For immediate release
March 7, 2015
Coalition Plans Local March from Torch of Friendship on Saturday, March 7th to Commemorate Bloody Sunday and Call Attention to the Modern Fight for Justice and Opportunity
Miami residents who can’t go to Selma this Saturday for the national commemoration of Bloody Sunday will be able to take part in a local march to honor what many call the event most responsible for getting the Voting Rights Act passed 50 years ago.
The march will start at noon on Saturday, March 7 at the Torch of Friendship (401 Biscayne Blvd.) and proceed through the heart of Overtown, stopping through the site of the Miami World Center.
“Fifty years ago, Americans of all ages risked it all to secure everyone’s right to vote.” said Rev. Gary Johnson, Director of the Miami branch of the Southern Christian Leadership Conference (SCLC). “The sacrifices of the past have yielded some great gains, but the fight to ensure that everyone can be a part of those successes still continues, especially here in Miami.”
More than a dozen civil rights and community organizations will join SCLC, including: Florida New Majority; the Miami Dade County NAACP; AFL – CIO South Florida; Catalyst Miami; Fanm Ayisyen Nan Miyami; Florida Immigrants Coalition; LiUNA Southeast Laborers Council; Miami Workers Center; National Latina Institute for Reproductive Health; Power U Center for Social Change; SEIU Florida; St. John’s Baptist Church; and UNITE HERE Local 355.
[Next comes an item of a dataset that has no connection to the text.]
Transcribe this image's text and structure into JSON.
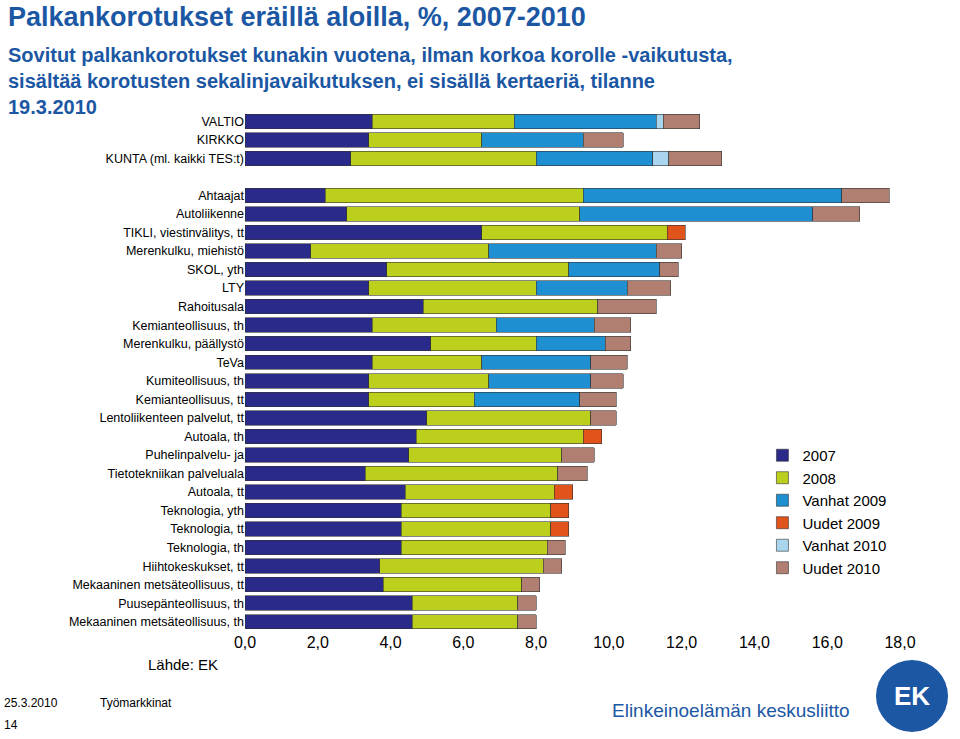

“Today we see not just an attack on voting rights, but also battles against gentrification, police brutality, and the school-to-prison pipeline,” said Gihan Perera, Executive Director of Florida New Majority. “This is a chance for people to honor the past and to be inspired to continue the work of making this democracy – and this city – benefit everyone who dreams of a better life for themselves and their families.
Fifty years ago, the brutal March 7th beating of nearly 600 civil rights activists crossing the Edmund Pettis bridge in support of the fundamental right to vote opened the eyes of the nation to the violent harassment of those who sought to exercise their franchise. Ultimately, more than 25,000 Americans of conscience were rallied to make their way down South to support these voters and complete the march from Selma to Montgomery, providing the wind beneath Congress’ sails to pass the Voting Rights Act (VRA) that summer.
The VRA would go on to hugely impact our democracy, helping to exponentially increase the number of African American, Latino and Asian American voters and diversify the number of elected officials at all levels.
WHO: A coalition of local civil rights and community organizations and leaders. (full list above).